We study the computational cost of differential privacy in terms of memory efficiency. While the trade-off between accuracy and differential privacy is well-understood, the inherent cost of privacy regarding memory use remains largely unexplored. This paper establishes for the first time an unconditional space lower bound for user-level differential privacy by introducing a novel proof technique based on a multi-player communication game. Central to our approach, this game formally links the hardness of low-memory private algorithms to the necessity of ``contribution capping'' -- tracking and limiting the users who disproportionately impact the dataset. We demonstrate that winning this communication game requires transmitting information proportional to the number of over-active users, which translates directly to memory lower bounds. We apply this framework, as an example, to the fundamental problem of estimating the number of distinct elements in a stream and we prove that any private algorithm requires almost $\widetildeΩ(T^{1/3})$ space to achieve certain error rates in a promise variant of the problem. This resolves an open problem in the literature (by Jain et al. NeurIPS 2023 and Cummings et al. ICML 2025) and establishes the first exponential separation between the space complexity of private algorithms and their non-private $\widetilde{O}(1)$ counterparts for a natural statistical estimation task. Furthermore, we show that this communication-theoretic technique generalizes to broad classes of problems, yielding lower bounds for private medians, quantiles, and max-select.

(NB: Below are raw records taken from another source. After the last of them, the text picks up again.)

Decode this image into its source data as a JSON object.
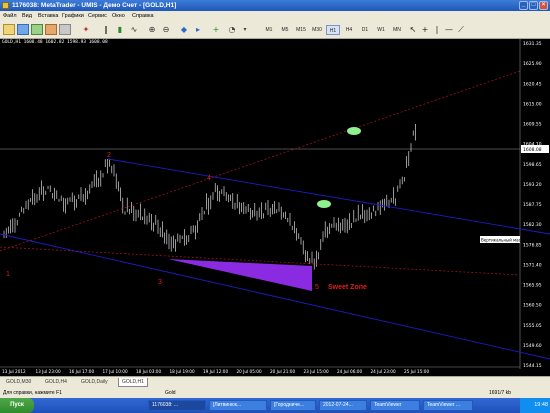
{
  "window": {
    "title": "1176038: MetaTrader - UMIS - Демо Счет - [GOLD,H1]",
    "buttons": [
      "_",
      "□",
      "×"
    ]
  },
  "menu": {
    "items": [
      "Файл",
      "Вид",
      "Вставка",
      "Графики",
      "Сервис",
      "Окно",
      "Справка"
    ]
  },
  "toolbar": {
    "timeframes": [
      "M1",
      "M5",
      "M15",
      "M30",
      "H1",
      "H4",
      "D1",
      "W1",
      "MN"
    ],
    "active_timeframe": "H1"
  },
  "chart": {
    "header": "GOLD,H1  1608.48  1602.82  1598.93  1608.08",
    "price_label": "1608.08",
    "price_axis": [
      "1631.35",
      "1625.90",
      "1620.45",
      "1615.00",
      "1609.55",
      "1604.10",
      "1598.65",
      "1593.20",
      "1587.75",
      "1582.30",
      "1576.85",
      "1571.40",
      "1565.95",
      "1560.50",
      "1555.05",
      "1549.60",
      "1544.15"
    ],
    "time_axis": [
      "13 Jul 2012",
      "13 Jul 23:00",
      "16 Jul 17:00",
      "17 Jul 10:00",
      "18 Jul 03:00",
      "18 Jul 19:00",
      "19 Jul 12:00",
      "20 Jul 05:00",
      "20 Jul 21:00",
      "23 Jul 15:00",
      "24 Jul 06:00",
      "24 Jul 23:00",
      "25 Jul 15:00"
    ],
    "annotations": {
      "p1": "1",
      "p2": "2",
      "p3": "3",
      "p4": "4",
      "p5": "5",
      "zone": "Sweet Zone",
      "hline_label": "Вертикальный масштаб"
    },
    "colors": {
      "bg": "#000000",
      "bars": "#ffffff",
      "channel": "#1c1cc8",
      "dotted_trend": "#b01818",
      "labels": "#e02020",
      "zone": "#8a2be2",
      "target": "#8ef08e"
    }
  },
  "tabs": [
    "GOLD,M30",
    "GOLD,H4",
    "GOLD,Daily",
    "GOLD,H1"
  ],
  "active_tab": "GOLD,H1",
  "status": {
    "help": "Для справки, нажмите F1",
    "profile": "Gold",
    "traffic": "1691/7 kb"
  },
  "taskbar": {
    "start": "Пуск",
    "tasks": [
      "1176038: ...",
      "[Литвинюк...",
      "[Городниче...",
      "2012-07-24...",
      "TeamViewer",
      "TeamViewer ..."
    ],
    "clock": "19:48"
  }
}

翻译：本研究从内存效率角度探讨差分隐私的计算代价。尽管精度与差分隐私之间的权衡关系已得到充分理解，但隐私保护在内存使用方面的固有代价仍鲜有研究。本文通过引入基于多参与者通信博弈的新型证明技术，首次建立了用户级差分隐私的无条件空间下界。该博弈的核心在于形式化地建立了低内存私有算法的困难度与"贡献上限"必要性之间的关联——即追踪并限制对数据集产生过度影响的用户。我们证明赢得该通信博弈需要传输与过度活跃用户数量成正比的信息量，这直接转化为内存下界。作为应用示例，我们将该框架应用于流数据中不同元素数量估计这一基础问题，证明在该问题的承诺变体中，任何私有算法都需要至少 $\widetildeΩ(T^{1/3})$ 空间才能达到特定误差率。这解决了文献中的开放问题（Jain等人NeurIPS 2023与Cummings等人ICML 2025），并首次针对自然统计估计任务，建立了私有算法与其非私有 $\widetilde{O}(1)$ 对应算法之间空间复杂度的指数级分离。此外，我们证明该通信理论技术可推广至更广泛的问题类别，为私有中位数、分位数及最大值选择等问题推导出相应的空间下界。